Discovery+, which launched in January 2021, has been blessed with a low churn rate. HBO Max, which bowed in May 2020, not so much.
“Driving (down) that churn may be more important than driving the growth. If we can drive down the churn, the growth will be very substantial,” Zaslav said. “And so we have a series of attacks.” (The phrase “command and control” was used six times by executives during the call.)
The basic battle plan is to give Max a broad menu of content with wide appeal to families.
“The more people that use it in the family, the more the more engaged people are, the broader the offering, the lower the churn,” Zaslav said, pointing to Discovery’s experience with streaming platforms in Europe. “This is a business of artillery. We’re adding a lot of artillery here to the offering to get more viewers and the family engaged and excited about the amazing quality content that we have.”
When JB Perrette, WBD’s president and CEO of global streaming and games, chimed in that HBO Max registered record low churn in Q1, Zaslav was still not impressed: “It’s still high,” he interjected. “It’s still an unacceptable range in order to build the kind of business that we will build.”
Zaslav noted there are still big guns to fire: “We have more weapons. We have sports and we have news.”
Although the Q1 performance was rough for WBD, Zaslav and Wiedenfels repeatedly assured analysts that the company has turned the corner after all of the restructuring that followed last year’s merger of Discovery and AT&T’s WarnerMedia. A big part of that has been to get spending under control for the soon-to-relaunch Max.

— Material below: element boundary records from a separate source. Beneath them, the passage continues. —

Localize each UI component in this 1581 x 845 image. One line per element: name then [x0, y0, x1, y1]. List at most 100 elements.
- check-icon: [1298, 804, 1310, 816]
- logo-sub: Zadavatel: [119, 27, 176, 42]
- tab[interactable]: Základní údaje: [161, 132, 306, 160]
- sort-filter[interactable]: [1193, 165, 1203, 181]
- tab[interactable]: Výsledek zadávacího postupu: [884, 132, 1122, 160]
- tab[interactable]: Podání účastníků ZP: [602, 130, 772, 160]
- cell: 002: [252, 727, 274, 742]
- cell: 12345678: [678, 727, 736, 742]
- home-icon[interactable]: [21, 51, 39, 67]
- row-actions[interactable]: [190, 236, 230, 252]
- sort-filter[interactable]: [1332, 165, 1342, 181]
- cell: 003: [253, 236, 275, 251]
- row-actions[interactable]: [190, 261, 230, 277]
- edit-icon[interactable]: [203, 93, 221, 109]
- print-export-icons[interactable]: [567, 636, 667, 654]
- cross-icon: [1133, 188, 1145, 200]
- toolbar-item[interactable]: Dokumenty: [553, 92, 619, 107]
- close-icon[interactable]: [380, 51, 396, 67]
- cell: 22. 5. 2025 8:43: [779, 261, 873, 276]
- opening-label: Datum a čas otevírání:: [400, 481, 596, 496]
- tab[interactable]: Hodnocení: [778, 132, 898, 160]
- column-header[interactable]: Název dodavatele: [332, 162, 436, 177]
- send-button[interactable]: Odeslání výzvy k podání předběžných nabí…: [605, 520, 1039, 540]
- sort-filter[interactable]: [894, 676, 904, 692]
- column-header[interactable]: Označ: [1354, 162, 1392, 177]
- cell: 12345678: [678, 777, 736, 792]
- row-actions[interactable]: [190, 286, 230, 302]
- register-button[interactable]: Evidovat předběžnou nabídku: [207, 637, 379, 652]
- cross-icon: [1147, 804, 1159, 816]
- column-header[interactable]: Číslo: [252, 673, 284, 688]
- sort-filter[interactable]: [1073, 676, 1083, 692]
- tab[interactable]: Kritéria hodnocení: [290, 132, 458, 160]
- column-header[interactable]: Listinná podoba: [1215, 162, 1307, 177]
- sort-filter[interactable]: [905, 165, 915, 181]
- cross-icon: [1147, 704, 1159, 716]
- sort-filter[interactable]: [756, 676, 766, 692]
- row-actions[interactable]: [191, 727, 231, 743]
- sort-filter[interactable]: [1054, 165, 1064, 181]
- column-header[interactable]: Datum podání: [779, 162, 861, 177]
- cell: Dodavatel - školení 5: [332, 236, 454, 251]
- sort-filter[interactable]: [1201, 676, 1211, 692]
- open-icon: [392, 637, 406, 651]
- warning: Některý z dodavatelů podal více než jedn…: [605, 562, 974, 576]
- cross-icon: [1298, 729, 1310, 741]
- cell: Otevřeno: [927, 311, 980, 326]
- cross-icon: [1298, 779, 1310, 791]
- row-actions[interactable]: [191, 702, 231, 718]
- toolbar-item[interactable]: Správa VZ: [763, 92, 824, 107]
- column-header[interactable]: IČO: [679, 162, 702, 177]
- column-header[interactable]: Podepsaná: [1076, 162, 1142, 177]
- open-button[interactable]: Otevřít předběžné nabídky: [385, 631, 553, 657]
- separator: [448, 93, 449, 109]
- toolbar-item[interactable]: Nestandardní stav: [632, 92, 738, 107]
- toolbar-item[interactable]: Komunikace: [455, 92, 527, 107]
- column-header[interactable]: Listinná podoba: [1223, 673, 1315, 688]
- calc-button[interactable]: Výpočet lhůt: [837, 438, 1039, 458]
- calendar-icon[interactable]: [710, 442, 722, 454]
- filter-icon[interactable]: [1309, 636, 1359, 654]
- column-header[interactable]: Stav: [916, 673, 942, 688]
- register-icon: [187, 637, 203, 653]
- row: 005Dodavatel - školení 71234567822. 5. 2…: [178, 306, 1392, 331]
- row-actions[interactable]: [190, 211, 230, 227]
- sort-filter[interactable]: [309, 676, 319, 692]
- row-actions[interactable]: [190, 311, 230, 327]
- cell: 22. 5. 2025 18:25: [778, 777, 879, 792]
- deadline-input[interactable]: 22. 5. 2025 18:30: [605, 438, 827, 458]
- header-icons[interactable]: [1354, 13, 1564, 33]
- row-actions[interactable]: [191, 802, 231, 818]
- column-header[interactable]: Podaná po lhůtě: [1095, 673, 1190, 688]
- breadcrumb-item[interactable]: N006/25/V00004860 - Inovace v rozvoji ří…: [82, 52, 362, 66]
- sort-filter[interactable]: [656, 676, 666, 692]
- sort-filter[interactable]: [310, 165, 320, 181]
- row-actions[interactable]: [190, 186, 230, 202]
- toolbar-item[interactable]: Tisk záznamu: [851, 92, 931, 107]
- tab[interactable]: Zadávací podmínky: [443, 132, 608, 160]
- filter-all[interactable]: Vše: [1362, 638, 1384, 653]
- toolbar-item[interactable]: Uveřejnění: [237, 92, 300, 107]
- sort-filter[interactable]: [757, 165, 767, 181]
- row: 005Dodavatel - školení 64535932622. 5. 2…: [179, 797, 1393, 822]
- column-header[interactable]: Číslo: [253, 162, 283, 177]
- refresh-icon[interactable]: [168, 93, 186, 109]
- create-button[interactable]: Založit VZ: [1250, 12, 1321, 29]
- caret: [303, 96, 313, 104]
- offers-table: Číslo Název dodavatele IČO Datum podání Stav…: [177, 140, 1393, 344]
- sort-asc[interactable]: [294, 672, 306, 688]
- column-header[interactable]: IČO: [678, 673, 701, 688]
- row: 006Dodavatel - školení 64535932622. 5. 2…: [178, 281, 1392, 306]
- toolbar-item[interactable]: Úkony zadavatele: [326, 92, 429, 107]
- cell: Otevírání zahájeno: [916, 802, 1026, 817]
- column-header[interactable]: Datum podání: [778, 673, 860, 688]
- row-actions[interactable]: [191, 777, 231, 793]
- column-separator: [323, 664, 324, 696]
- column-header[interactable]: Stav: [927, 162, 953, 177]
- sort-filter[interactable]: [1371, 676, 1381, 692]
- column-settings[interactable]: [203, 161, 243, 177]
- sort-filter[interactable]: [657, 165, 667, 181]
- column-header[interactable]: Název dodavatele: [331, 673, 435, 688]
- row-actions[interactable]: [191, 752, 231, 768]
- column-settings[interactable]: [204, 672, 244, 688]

“Our U.S. streaming business is no longer a bleeder. It’s hard to run a business when you have a big bleeder,” Zaslav observed.
Zaslav was candid about the uphill climb that the Warner Bros. studio has faced in the past few years. “They’ve had two of the worst years” in the studio’s storied 100-year history, he said. “We’ve lost a lot of money in the motion picture business.”
But the turnaround is here, he promised. Zaslav pointed to the appointment of Michael De Luca and Pam Abdy to run the Warner Bros. movie studio and the new team of James Gunn and Peter Safran at the helm of DC Entertainment. The first draft of a new “Superman” movie has come in, Zaslav reported.
“Gunn is on a mission from God,” Zaslav said, citing a line from 1980’s “The Blues Brothers.” “This is a good moment for us to prove out on DC and what we’ve got globally for long-term sustainable growth.”
As the call came to a conclusion, Zaslav switched to an automotive theme to describe the challenges and opportunities ahead for the company, whose stock has been depressed since the merger was completed in April 2022. In early trading Friday, WBD shares dipped to under $13.
“If this was Formula 1, it’s raining and the track is wet and it’s a challenge,” Zaslav said. “We’ve got a leadership team of race car drivers here, and so we’ve got a lot of confidence in Mike and Pam on the Warner Bros. side. We’ve restructured this company. We’re really tight. And we’re continuing to figure out how do we drive productivity so we can invest more in storytelling.”